Blooming Grove United Church of Christ, also known just as Blooming Grove Church and formerly known as The Congregational Church of Blooming Grove, is located at the junction of Old Dominion Road and NY 94 in the town of Blooming Grove, between the villages of Chester and Washingtonville in Orange County, New York, United States. It is a plain white Federal style building, notable for lacking the steeple or cupola commonly found on churches.

==History==

The church itself was formed in 1758 as a Presbyterian congregation. It had enough members that it was able to buy land for a meetinghouse the following year, the exact site of which is not known. Growth continued, and by 1823 it was necessary to expand.

The members decided that instead of expanding the existing structure they would sell it and buy new land for a new church with the proceeds. Shortly afterwards, the old building was razed. Only some of the interior woodwork has been preserved.

As was common at the time, construction also was financed by subscription: families would buy pews in their name, essentially making them partners in the church. The new building, designed by architect Joseph Cromwell, was 75 feet (23 m) by 63 feet (19 m). It had a sloping floor and box pews, with a gallery behind the pulpit. The builders used the king and queen post method of roof support, so that the sanctuary is completely open, with no interior pillars or columns obstructing anyone's view of the pulpit.
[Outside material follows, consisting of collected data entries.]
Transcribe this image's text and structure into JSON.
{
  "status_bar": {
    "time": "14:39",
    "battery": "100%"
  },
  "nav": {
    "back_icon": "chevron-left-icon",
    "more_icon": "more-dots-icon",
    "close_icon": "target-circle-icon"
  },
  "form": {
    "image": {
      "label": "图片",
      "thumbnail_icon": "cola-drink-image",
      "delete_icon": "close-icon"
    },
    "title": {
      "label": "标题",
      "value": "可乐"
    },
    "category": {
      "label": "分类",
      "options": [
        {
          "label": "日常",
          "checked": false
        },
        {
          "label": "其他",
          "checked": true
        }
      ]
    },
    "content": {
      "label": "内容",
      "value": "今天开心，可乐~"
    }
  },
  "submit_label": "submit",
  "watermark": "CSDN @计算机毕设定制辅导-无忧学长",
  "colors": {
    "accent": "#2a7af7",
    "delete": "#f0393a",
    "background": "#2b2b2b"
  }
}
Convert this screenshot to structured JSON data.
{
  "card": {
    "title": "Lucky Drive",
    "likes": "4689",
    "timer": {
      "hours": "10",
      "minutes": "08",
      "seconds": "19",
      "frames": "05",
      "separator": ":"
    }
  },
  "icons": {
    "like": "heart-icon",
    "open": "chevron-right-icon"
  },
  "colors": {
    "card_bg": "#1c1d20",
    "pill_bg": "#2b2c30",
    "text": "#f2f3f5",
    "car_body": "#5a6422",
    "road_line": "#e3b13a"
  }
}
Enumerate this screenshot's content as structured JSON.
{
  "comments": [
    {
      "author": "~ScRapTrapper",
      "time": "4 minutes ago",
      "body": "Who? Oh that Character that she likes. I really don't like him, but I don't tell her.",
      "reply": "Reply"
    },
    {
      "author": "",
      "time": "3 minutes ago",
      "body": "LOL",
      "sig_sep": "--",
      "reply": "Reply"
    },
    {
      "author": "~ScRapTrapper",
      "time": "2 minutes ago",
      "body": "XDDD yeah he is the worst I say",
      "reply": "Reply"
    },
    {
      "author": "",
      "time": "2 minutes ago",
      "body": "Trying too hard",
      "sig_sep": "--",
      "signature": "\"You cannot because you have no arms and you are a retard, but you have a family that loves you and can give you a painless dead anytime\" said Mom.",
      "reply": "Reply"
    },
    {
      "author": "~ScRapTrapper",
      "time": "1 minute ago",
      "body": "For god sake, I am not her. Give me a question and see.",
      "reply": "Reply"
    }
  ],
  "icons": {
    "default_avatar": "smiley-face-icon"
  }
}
In another practice common at the time, pews were built along the side of the church for congregants' slaves. The walls were finished by a local plasterer who had perfected a putty-like look, the exact details of which he never revealed. It was finished and opened in 1824.

A decade later, the congregation broke with Presbyterianism after its then-pastor, James Arbuckle, was tried for heresy. It became a Congregational church, but did not rename itself as such until 1871.

The only major change to the interior of the church came in 1902, when locally raised industrialist David Moffat bought a pipe organ in memory of his father's service there as choirmaster. The addition caused considerable controversy within the congregation. One member went so far as to sue the church since his family's pew would have to be dismantled (the action was withdrawn).

In 1919, after World War I, the church dedicated a stained glass "Service Window" to honor Blooming Grove residents who had served in the military. Charles S. Whitman, then governor, came to the church to speak at the dedication ceremony.

The church arrived at its current denomination in 1957 when the Congregational Christian Churches merged with the Evangelical and Reformed Church and both became the United Church of Christ. In 1996 the building was added to the National Register of Historic Places, making it the first and so far only NRHP listing in the town.